American painter (1857–1920)

Samuel Montgomery Roosevelt (February 20, 1857 – August 19, 1920) was an American artist and merchant from New York City.

==Early life==
Roosevelt was born on February 20, 1857, in New York City. He was the son of prominent businessman Samuel Roosevelt (1813–1878) and Mary Jane (née Horton) Roosevelt (1823–1901). His brother was Nicholas Latrobe Roosevelt, the father of Henry Latrobe Roosevelt, who served as the Assistant Secretary of the Navy under their distant cousin, Franklin D. Roosevelt.

His paternal grandparents were Nicholas Roosevelt, an inventor involved with the steamboat, and Lydia Sellon (née Latrobe) Roosevelt, daughter of his grandfather's friend and business partner, architect Benjamin Henry Latrobe.

He was educated at St. John's School in Ossining, New York, and studied art at the Art Students League of New York and in Paris, and studied painting under Jean-Joseph Benjamin-Constant and Jean-Paul Laurens.

==Career==
A wine merchant by trade, he was also an accomplished portrait artist, he is remembered for his portraits of his distant cousin Theodore Roosevelt, Oliver Belmont, Antonio de La Gandara, Hudson Maxim, Henry F. Shoemaker, and others.

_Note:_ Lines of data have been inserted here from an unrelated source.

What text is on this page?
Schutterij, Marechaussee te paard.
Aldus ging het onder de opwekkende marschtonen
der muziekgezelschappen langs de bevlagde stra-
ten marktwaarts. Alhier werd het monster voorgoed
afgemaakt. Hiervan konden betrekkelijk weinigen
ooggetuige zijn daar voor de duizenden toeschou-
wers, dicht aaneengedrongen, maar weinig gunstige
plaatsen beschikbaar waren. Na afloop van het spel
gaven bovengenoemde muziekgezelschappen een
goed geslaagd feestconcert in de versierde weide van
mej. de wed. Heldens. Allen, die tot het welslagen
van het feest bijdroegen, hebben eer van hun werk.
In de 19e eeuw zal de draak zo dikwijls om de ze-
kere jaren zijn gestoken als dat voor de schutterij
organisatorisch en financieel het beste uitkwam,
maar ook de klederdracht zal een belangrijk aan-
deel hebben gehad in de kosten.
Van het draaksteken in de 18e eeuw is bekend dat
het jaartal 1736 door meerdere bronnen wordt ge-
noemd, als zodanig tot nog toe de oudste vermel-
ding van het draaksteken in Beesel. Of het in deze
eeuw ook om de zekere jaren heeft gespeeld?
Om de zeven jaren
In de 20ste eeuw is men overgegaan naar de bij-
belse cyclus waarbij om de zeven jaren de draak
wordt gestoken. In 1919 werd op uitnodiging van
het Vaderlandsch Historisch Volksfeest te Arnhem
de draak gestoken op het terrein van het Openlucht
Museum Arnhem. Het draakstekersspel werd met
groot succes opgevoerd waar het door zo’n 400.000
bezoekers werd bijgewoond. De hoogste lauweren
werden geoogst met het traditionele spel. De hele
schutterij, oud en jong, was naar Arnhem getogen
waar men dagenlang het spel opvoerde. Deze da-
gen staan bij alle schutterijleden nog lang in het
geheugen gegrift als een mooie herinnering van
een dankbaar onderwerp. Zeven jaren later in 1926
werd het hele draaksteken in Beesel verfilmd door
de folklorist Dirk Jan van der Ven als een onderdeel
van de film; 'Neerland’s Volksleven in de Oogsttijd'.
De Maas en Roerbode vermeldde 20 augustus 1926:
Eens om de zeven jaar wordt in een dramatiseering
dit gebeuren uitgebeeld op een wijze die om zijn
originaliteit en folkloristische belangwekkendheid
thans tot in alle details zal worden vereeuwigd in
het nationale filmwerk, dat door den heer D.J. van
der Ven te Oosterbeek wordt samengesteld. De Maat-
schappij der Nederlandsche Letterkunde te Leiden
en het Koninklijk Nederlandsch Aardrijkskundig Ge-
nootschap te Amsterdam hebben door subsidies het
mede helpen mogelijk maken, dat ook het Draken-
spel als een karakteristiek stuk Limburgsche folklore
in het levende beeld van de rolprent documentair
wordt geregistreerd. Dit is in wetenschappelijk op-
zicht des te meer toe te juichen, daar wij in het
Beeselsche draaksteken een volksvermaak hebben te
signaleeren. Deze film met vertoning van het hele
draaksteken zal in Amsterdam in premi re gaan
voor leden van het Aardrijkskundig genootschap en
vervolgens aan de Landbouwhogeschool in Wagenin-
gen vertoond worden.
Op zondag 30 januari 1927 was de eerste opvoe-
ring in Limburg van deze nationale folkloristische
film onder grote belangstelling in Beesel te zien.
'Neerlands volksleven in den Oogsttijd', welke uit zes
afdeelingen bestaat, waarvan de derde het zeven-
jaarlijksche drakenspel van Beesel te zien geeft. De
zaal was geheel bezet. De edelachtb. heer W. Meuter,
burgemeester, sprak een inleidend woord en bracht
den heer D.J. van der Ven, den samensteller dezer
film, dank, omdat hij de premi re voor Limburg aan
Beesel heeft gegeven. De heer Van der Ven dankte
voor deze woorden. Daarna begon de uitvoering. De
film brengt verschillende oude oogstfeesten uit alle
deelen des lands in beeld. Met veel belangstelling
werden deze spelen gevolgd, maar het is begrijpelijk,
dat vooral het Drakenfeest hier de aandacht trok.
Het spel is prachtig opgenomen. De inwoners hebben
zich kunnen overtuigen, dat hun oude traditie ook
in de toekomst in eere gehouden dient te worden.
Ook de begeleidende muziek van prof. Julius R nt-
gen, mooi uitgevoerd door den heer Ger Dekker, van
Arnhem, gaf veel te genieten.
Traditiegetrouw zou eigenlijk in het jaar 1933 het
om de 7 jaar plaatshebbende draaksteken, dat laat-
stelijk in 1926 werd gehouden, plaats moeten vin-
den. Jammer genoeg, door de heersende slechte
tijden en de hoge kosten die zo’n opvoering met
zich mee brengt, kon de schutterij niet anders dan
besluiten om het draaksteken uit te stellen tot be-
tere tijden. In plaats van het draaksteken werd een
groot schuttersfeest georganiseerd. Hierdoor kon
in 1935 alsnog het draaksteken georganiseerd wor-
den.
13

His work was exhibited at the Paris Salon and the National Academy of Design and in Philadelphia and Chicago. He was President of the National Association of Portrait Painters from 1912 until his death. He was also New York City Commissioner of Schools.

Roosevelt was also an active sportsman, skilled at fencing and interested in yachting. He went to Colorado in 1878 on ranching and scouting expeditions with the ninth cavalry against the Ute Indians, and was described as having been a "cowboy" for a period by a cousin upon his death. He entertained frequently and gained notoriety for once serving a whole roasted baby lion to guests. He was a chevalier of the French Legion of Honor.

==Personal life==
He married Augusta Eccleston (née Shoemaker) Boylston of Baltimore on May 5, 1885. She was a daughter of Samuel Moor Shoemaker (1821–1884), a vice president and key figure in the Adams Express Company whose great-grandfather Samuel Shoemaker and great-great-grandfather Benjamin Shoemaker were mayors of Philadelphia.

In 1899, he bought a 25-room mansion on Skaneateles Lake in Skaneateles, New York (on land that his grandfather had sold, land that made up part of the town). Theodore Roosevelt visited in 1915, and Franklin Delano Roosevelt twice; Robert F. Kennedy considered buying the house when he was running for the U.S. Senate in 1964.

Roosevelt died at the Knickerbocker Club in New York City on August 19, 1920. At the time of his death, he lived at 44 West 77th Street in New York City. After his death, he left practically his entire estate, including Roosevelt Hall in Skaneateles, New York, to his nephew, Henry.